1.) En route to work traffic suddenly gets massively backed up. Two fire engines and two ambulances fly by, two helicopters fly in and hover over this spot in the distance. Turns out there was a huge accident involving an overturned semi truck and two SUVs.
2.) Upon arriving at my desk I find paperwork from my supervisor. It's printed out pages of applications I've entered from a month or two ago that I made mistakes on, and she is requesting my signature to confirm that I made these errors and I am the one responsible for them, and after signing off on each mistake I am to give them to my boss ASAP. Emphasis on "ASAP". Still don't know how well that went over with the boss lady.
3.) Okay, there's this diabetic woman who works on my floor who, may I note, is a dumb fuck and is well-known on our floor for eating things she knows she shouldn't be eating with her medical condition, but still does so because she "can't go without them" or "loves them too much". Well, she did it again this morning, got sick and puked in the trash can in the break room. Inopportune timing, because the maintenance guy takes out the trash in the afternoon. The puke trash can sat in the break room for about six hours. I had to take my fifteen-minute breaks in the cafeteria on the 3rd floor because the smell was so overpowering. Nobody even complained.

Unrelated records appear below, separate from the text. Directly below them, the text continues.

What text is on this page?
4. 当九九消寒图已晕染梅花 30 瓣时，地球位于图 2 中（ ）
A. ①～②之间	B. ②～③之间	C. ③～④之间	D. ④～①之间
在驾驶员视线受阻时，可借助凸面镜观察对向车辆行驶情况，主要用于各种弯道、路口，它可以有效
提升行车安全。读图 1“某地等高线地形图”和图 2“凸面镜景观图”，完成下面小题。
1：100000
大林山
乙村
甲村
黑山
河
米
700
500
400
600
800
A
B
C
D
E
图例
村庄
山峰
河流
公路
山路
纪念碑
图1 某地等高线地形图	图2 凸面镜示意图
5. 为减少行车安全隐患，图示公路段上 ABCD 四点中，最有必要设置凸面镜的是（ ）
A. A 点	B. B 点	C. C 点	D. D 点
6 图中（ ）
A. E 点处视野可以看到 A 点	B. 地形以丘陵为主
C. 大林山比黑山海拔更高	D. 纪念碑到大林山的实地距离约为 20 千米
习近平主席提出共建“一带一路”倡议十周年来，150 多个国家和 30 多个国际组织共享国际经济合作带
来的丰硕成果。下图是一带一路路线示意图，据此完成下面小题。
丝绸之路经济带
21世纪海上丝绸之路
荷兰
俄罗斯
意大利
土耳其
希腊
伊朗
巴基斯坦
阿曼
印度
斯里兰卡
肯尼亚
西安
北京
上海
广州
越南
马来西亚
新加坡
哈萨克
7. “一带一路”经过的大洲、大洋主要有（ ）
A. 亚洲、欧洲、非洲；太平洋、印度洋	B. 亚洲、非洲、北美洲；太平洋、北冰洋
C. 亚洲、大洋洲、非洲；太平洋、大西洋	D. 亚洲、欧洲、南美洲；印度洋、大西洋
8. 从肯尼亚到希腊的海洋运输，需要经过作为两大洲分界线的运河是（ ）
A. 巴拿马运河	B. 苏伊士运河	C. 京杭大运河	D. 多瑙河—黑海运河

4.) Five minutes before I was due to leave work, my computer freezes. As a security measure, every employee is required to restart and lock their computer before leaving. My computer stayed frozen for twenty minutes. I couldn't leave until the problem had resolved itself, which was 15 minutes after I usually leave.
...And then there's some fail from my current favorite pasttime.
(Copypasta from me and Oos's IM on Windows Live:)
Peace, Love, and Morty says:
*Well, obviously we have a troll on Nintendo Wi-Fi
*He's trollin' your battles, he's cussin' people out
Ike says:
*pffff
Peace, Love, and Morty says:
*Yeah I agreed to a trade last night with this guy on GPX
*And he gave me shit the whole time
Ike says:
*fail
*that's why I dont do that shit
Peace, Love, and Morty says:
*And he got even more pissed off after I traded him the Pokemon
*You see, in my Platinum file I have a few Pokes that were traded from my Soul Silver ROM when I was still playing it before I got the official English version, all their names are in Japanese, etc
*He wanted some of these "Japanese Pokemon", namely one that had a ground- or fairy- egg type because he intended on breeding it
*So I traded him a Skitty I got from a Japanese player on GTS
*The whole time he's complaining about shit like "I've been in the wi-fi room for 20 minutes" and "oh I didn't know you were a girl"
Ike says:
*That's why I only trade with my friends
Peace, Love, and Morty says:
*Then as soon as he gets the Skitty he FREAKS THE FUCK OUT
*And here's why
*"OMG YOU OBVIOUSLY BRED THIS WITH A DITTO IT DOESN'T HAVE ANY MOVES OUTSIDE ITS NORMAL MOVESET UPON LEVELING UP THIS IS SO LAME"
Ike says:
*um
*yeah dont trade with people you dont know
Peace, Love, and Morty says:
*If it was physically possible to strangle people over a wireless connection, I was about ready to do so when he made the comment about me being a girl
*He sounded both really disappointed and borderline pissed off
Ike says:
*XD again, thats why I only trade over the GTS and with friends
Peace, Love, and Morty says:
*And on top of that I got the obligatory gb/2/kitchen
*Before he signed off
Ike says:
*that's kinda lame, but that kinda stuff is expected
Peace, Love, and Morty says:
*Because apparently "every girl that plays Pokemon only plays it for the story and the hot guys and shit and all they talk about is 'oh I would love to see so-and-so fuck so-and-so up the ass' and draw and write all this shit about it"
Ike says:
*.....lol so
*every guy who plays only does it for the natures and competitive shit
Peace, Love, and Morty says:
*ALL THIS BECAUSE I GAVE HIM A SKITTY THAT WASN'T UP TO HIS EXPECTATIONS
**SLOW CLAP*
Ike says:
*dude it's not a big deal D: the pokemon fanbase is just like that
Peace, Love, and Morty says:
*It just sucks that it seems like every person I trade with that's a GUY does that to me
*I'm steadily losing faith in the fact that there are guys that play Pokemon that aren't completely obsessive about stats/natures/etc
*Or that aren't diehard competitive battlers
Ike says:
*I figured that out a long time ago D:
Tequila sunrise, meet stomach. Get acquainted.